Shanghvi is a familiar name among readers of Indian fiction. He has previously authored The Last Song Of Dusk (2004) and The Lost Flamingoes Of Bombay (2009), which was shortlisted for the Man Asian Literary Prize. Since then, he has been writing mainly short fiction and opinion pieces from his Goan cottage while also holding the position of honorary director at arts foundation, Sunaparanta.

“I wrote The Rabbit & The Squirrel as a gift of friendship, and of love, for someone; it remains that for me—a small, private talisman," he says. How this personal tale found Wirsén is a story in itself. Wirsén is a prolific storyteller, and has illustrated more than 30 books for children, and illustrated 20 books for adults. After acquiring one of her artworks in 2011, Shanghvi presented an exhibition of her watercolours at Sunaparanta. Last year, Shanghvi was staying at Wirsén’s house in Sweden, while she and her husband, Pompe Hedengren, were travelling. “I came back one night to find the front door key did not work. The locksmith, in his desperation, burned down a part of the front door. I was mortified. When Stina and Pompe returned, the only thing I could do was distract them (with a story). This was The Rabbit & The Squirrel. Stina asked if she might illustrate this fable. I said yes, and how could I not?" recalls Shanghvi. This also led the book to be art directed by Hedengren, a graphic designer.

Wirsén uses bold splotches of watercolour and sketchy line-work resulting in a frankness, which readers are likely to appreciate. Her skyscapes and choice of colour palette are particularly stunning. In an email she writes, “Watercolour is a common choice for children’s books. The Rabbit & The Squirrel has the base in that tradition but then it moves away from it, in content and in visual style."

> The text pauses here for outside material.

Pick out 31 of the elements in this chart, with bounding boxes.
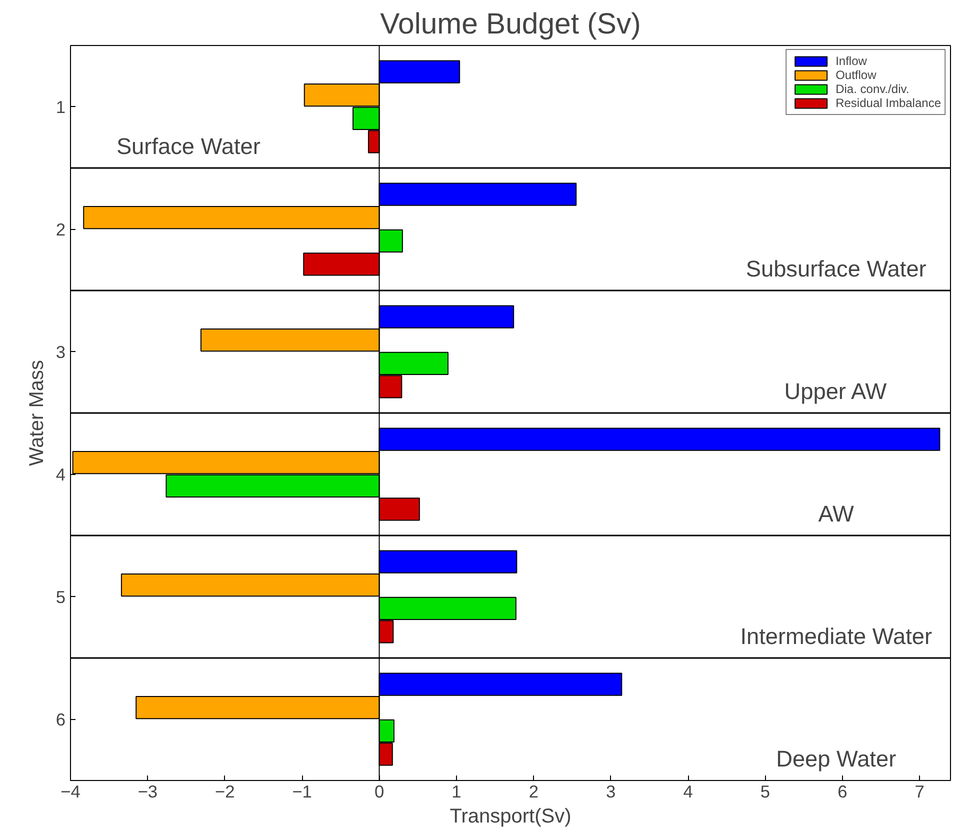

True to her words, in the book, the furry woodland creatures have grown up and struggle to occupy their place in an adult world, where they are forced to question established norms, only to find their peace outside the borders of conventional morality. At its core, this is a tale about friendship nurtured over the years between the feisty Squirrel and the debonair Rabbit, the kind of equation that confronts even many modern marriages. For, as we may have found in our childhoods, could our true loves be, in fact, our friends?

The Rabbit & The Squirrel is available for 399 from Penguin Books.